The khansamah of a Baboo is his most favorite servant. From the nature of his office he comes into closest contact with his master, he rubs his body with oil before bathing and sometimes shampooes him,—a practice which gradually induces idle, effeminate habits, and eventually greatly incapacitates a man for the manifold duties of an active life. Indeed, to study the life of a "big native swell" is to study the character of a consummate Oriental epicure, immersed in a ceaseless round of pleasures, and hedged in by a body of unconscionable fellows, distinguished only for their flattery and servility.
Except in isolated instances, the general treatment of domestic servants by their masters, is not reprehensible.
Except such as possess a thorough insight into the peculiar mysteries of the inner life of the Hindoo society, very few are aware that a wife—perhaps the mother of three or four children—is forbidden to open her lips or lift her veil in order to speak to her husband in presence of her mother-in-law, or any other adult male or female member of the family. She may converse with the children without fear of being exposed to the charge of impropriety; this is the systole and diastole of her liberty, but she is imperatively commanded to hold her tongue and drop down her veil whenever she happens to see an elderly member in her way. A phrase used in common parlance (Bhasur Bhadrabau) denotes the utmost privacy, as that which the wife of a younger brother should observe towards the elder brother of her husband. It is an unpardonable sin, as it were, in the former, even to come in contact with the very shadow of the latter. The rules of conventionalism have reared an adamantine partition wall between the two. We have all learnt in our school-days that modesty is a quality which highly adorns a woman, but the peculiar domestic economy of the natives, carries this golden rule to the utmost stretch of restriction, verging on sacred, religious prohibition.

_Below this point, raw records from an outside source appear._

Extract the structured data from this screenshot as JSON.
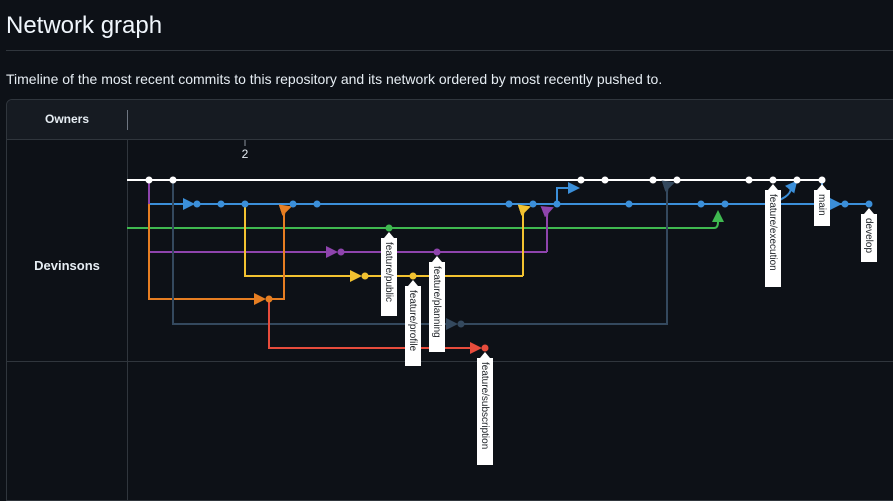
{
  "page": {
    "title": "Network graph",
    "description": "Timeline of the most recent commits to this repository and its network ordered by most recently pushed to."
  },
  "table": {
    "owners_header": "Owners",
    "owners": [
      "Devinsons"
    ]
  },
  "graph": {
    "date_label": "2",
    "branch_labels": {
      "feature_public": "feature/public",
      "feature_profile": "feature/profile",
      "feature_planning": "feature/planning",
      "feature_subscription": "feature/subscription",
      "feature_execution": "feature/execution",
      "main": "main",
      "develop": "develop"
    },
    "colors": {
      "main": "#ffffff",
      "develop": "#3b8fd9",
      "green": "#3fb950",
      "purple": "#8e44ad",
      "yellow": "#f2c230",
      "orange": "#e67e22",
      "slate": "#34495e",
      "red": "#e74c3c"
    }
  }
}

The general state of Hindoo female society, as at present constituted, exhibits an improved moral tone, presenting an edifying contrast to the gross proclivities of former times as far as popular amusements are concerned. The popular amusements of the Hindoos, like those of many European nations, have rarely been characterised by essentially moral principles. But the loose and immoral amusements of the former time do not now so much interest our educated females. The popular Native Jatras (representations) do not now breathe those low, obscene expressions, which was the wont only some thirty years back, yet they are not, withal, absolutely pure or elevated. It is true that some of them are touching and pathetic in their themes, not jarring to a moral sense but admirably adapted to the taste of a people having a supreme respect for their idolatrous and mythological systems, from which most of these Jatras are derived. The marvellous and the supernatural always exact an instinctive regard from the ignorant and the credulous multitude, destitute of the superior blessings of enlightenment. The Panchaly (represented by female actresses only) which is given for the amusement of the females, especially at the time of the second marriage, is sometimes much too obscene and immoral to be tolerated in a zenana having any pretension to gentility. On such an occasion, despite a strict conventional restriction, a depraved taste clearly manifests itself. Much has yet to be done to develope among the females a taste for purer amusements, and such as are better adapted to a healthy state of society.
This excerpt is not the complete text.